Disease and risk factors you can’t control

Alzheimer’s disease is the most common form of dementia – brain disorders that affect your ability to function effectively in daily living. Well-established risk factors for Alzheimer’s disease are genetics and aging (10 percent of those over age 65 and 50 percent of those over 85 have Alzheimer’s). Unfortunately, aging and genetics are two risk factors you can’t control.

It’s not known what causes Alzheimer’s disease or what role genetics plays in most cases of Alzheimer’s, though having parents or siblings with the disease increases your risk. A small percentage of cases is known to be caused by inherited mutated genes. In other cases, variants of specific genes increase risk, but even people who inherit such variants from both parents still may not get the disease. These risk factors that you cannot change will set a starting point for you, but there is hope that adopting the Maintain Your Brain® life habits might delay or prevent the appearance of Alzheimer’s disease.

  1. Head first
    Good health starts with your brain. It's one of the most vital body organs, and it needs care and maintenance.
  2. Take brain health to heart
    What's good for the heart is good for the brain.
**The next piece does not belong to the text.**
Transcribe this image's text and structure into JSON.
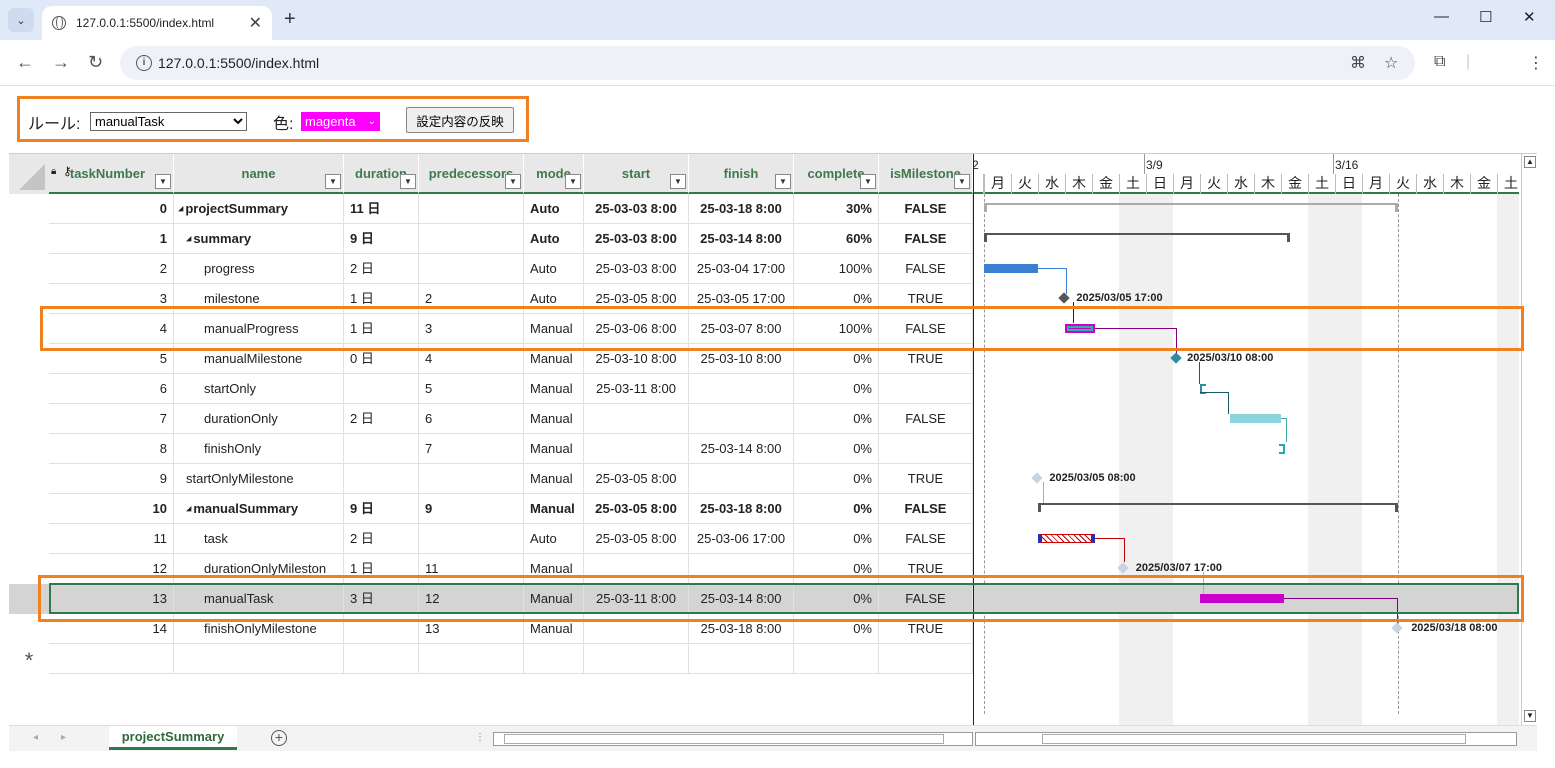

Do something every day to prevent heart disease, high blood pressure, diabetes and stroke – all of which can increase your risk of Alzheimer's.
  3. Your numbers count
    Keep your body weight, blood pressure, cholesterol and blood sugar levels within recommended ranges.
  4. Feed your brain
    Eat less fat and more antioxidant-rich foods.
  5. Work your body
    Physical exercise keeps the blood flowing and may encourage new brain cells. Do what you can – like walking 30 minutes a day – to keep both body and mind active.
  6. Jog your mind
    Keeping your brain active and engaged increases its vitality and builds reserves of brain cells and connections. Read, write, play games, learn new things, do crossword puzzles.
  7. Connect with others
    Leisure activities that combine physical, mental and social elements may be most likely to prevent dementia. Be social, converse, volunteer, join a club or take a class.
  8. Heads up! Protect your brain
    Take precautions against head injuries. Use your car seat belts; unclutter your house to avoid falls; and wear a helmet when cycling.
  9. Use your head
    Avoid unhealthy habits. Don’t smoke, drink excessive alcohol or use street drugs.
  10. Think ahead - start today!
    You can do something today to protect your tomorrow.